Two previous summits of Indian and Pakistani leaders, in 1999 and 2001, ended in failure. The meeting in 1999, of Vajpayee and then-Pakistani Prime Minister Nawaz Sharif, was followed not long afterward by a Pakistani military coup that installed current strongman Pervez Musharraf as president. The meeting in 2001 in Acra, India, between Vajpayee and Musharraf, ended in disarray when the two countries could not agree on a final statement.
“Pakistan feels intense bitterness because Kashmir is the one Muslim majority area that got away,” Schaffer said. Meanwhile, India deeply resents what it alleges has been Pakistan’s ongoing sponsorship of terrorist attacks in Kashmir and elsewhere.
The attacks “have bled India dry,” Kux said, because of the need to station tens of thousands of troops in Kashmir in the northern frontier area. Terrorists also attacked the Indian Parliament in December 2001, leaving 14 people dead including the five assailants. India blames Pakistan for that attack.
For those reasons, some observers familiar with the countries’ history are pessimistic that the upcoming peace effort will be any more consequential than past ones.
Ajai Sahni, a New Delhi security expert and director of the Institute for Conflict Management, said both countries are merely “playing to the U.S. gallery,” and compared the latest moves to a “fishing expedition -- heavy on expectation and poor in planning and preparation.”
“There is no groundwork, only a theatrical and heavily personalized reliance on dramatic gestures,” Sahni said.
In Pakistan as well, observers warned against inflated expectations.
“Suddenly, within the media and bureaucrats, there is an expectation-cum-suggestion that a 15-minute telephonic conversation between the two prime ministers has broken the ice,” foreign policy expert Nasim Zehra said in the Pakistani capital, Islamabad, on Saturday.
An editorial titled “A Step Forward, Maybe” in the daily newspaper Dawn was equally skeptical.
“Relations between Pakistan and India have a tendency to relapse into crises which no side wants but which seem to recur with almost predictable regularity,” it said.
Vajpayee’s call for negotiations is in keeping with his desire to be known as a man of peace.
“We should not remain a slave to the past, while not forgetting it either,” the prime minister told legislators. But his overture also reflected a recognition that political realities are changing on his subcontinent.
With economic growth falling far short of what is required to accommodate an exploding population, India is looking to improve its ties to the United States but knows those ties can strengthen only so much while its relations with Pakistan remain rocky. The U.S. currently and historically has had a better relationship with Islamabad.

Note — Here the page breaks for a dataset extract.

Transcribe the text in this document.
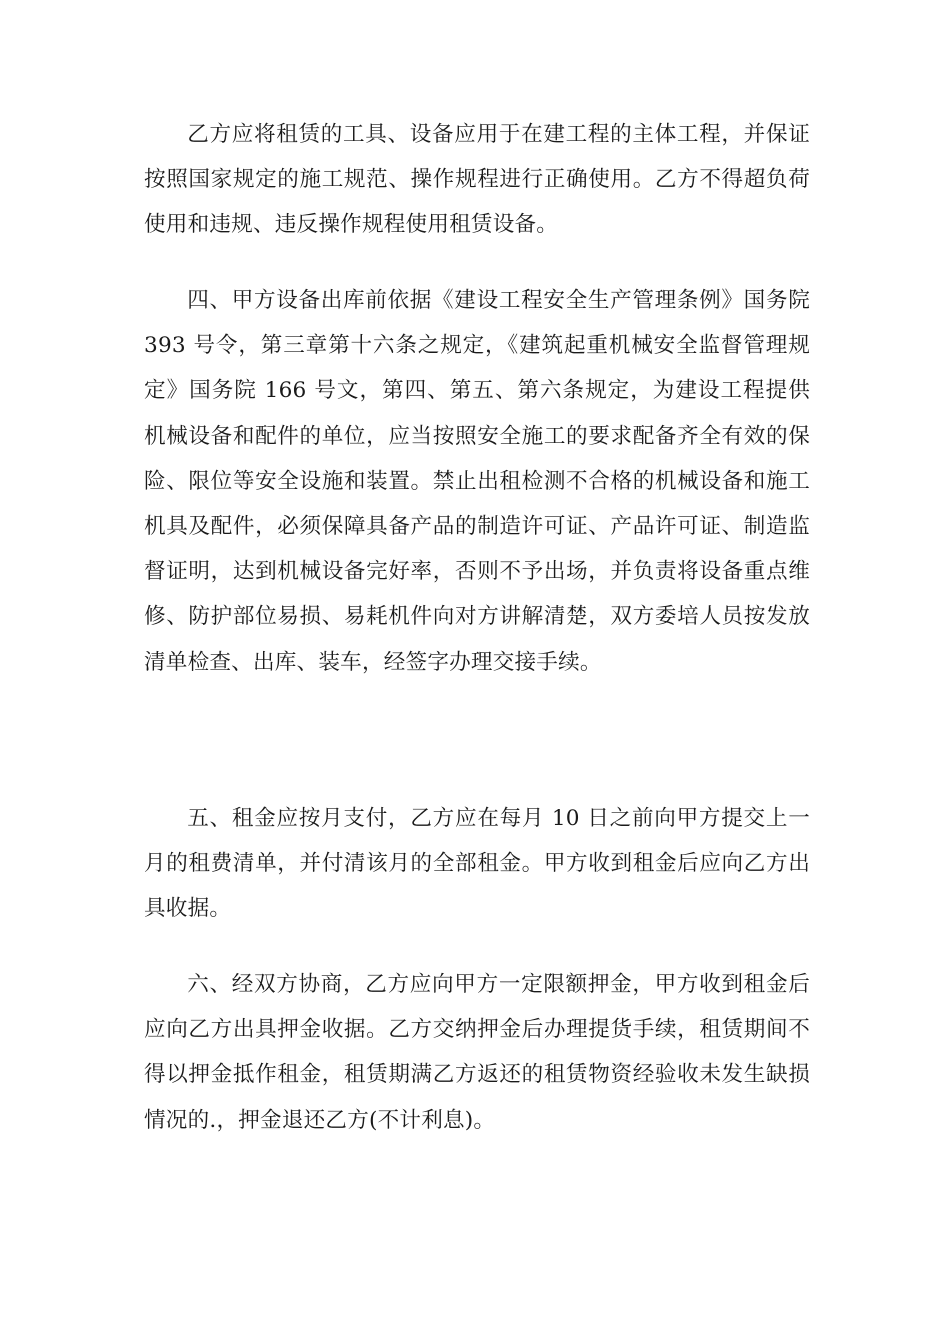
乙方应将租赁的工具、设备应用于在建工程的主体工程，并保证按照国家规定的施工规范、操作规程进行正确使用。乙方不得超负荷使用和违规、违反操作规程使用租赁设备。

四、甲方设备出库前依据《建设工程安全生产管理条例》国务院 393 号令，第三章第十六条之规定，《建筑起重机械安全监督管理规定》国务院 166 号文，第四、第五、第六条规定，为建设工程提供机械设备和配件的单位，应当按照安全施工的要求配备齐全有效的保险、限位等安全设施和装置。禁止出租检测不合格的机械设备和施工机具及配件，必须保障具备产品的制造许可证、产品许可证、制造监督证明，达到机械设备完好率，否则不予出场，并负责将设备重点维修、防护部位易损、易耗机件向对方讲解清楚，双方委培人员按发放清单检查、出库、装车，经签字办理交接手续。

五、租金应按月支付，乙方应在每月 10 日之前向甲方提交上一月的租费清单，并付清该月的全部租金。甲方收到租金后应向乙方出具收据。

六、经双方协商，乙方应向甲方一定限额押金，甲方收到租金后应向乙方出具押金收据。乙方交纳押金后办理提货手续，租赁期间不得以押金抵作租金，租赁期满乙方返还的租赁物资经验收未发生缺损情况的.，押金退还乙方(不计利息)。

Also spurring India to negotiate is that the regional government in Kashmir has turned less friendly to the central government as the former has slowly lost many of the special powers granted it after partition.
Pakistan might be motivated to negotiate because it too is being bled dry by high military costs when it needs to invest in human capital and infrastructure.
A status for Kashmir that both parties might someday accept is one in which it has semi-sovereignty, Kux said.
If a rapprochement is reached, it could well turn out that cricket had something to do with it. Along with binational civil air, highway and train routes, the Indian government said, sporting relations with Pakistan might soon resume as well. That announcement was well received in cricket-crazy quarters in both countries.
The two countries have assiduously avoided playing each other at various regional and world tournaments since relations soured, much to the disappointment of die-hard fans in both nations.
Special correspondents Mubashir Zaidi in Islamabad and Shankadeep Choudhury in New Delhi contributed to this report.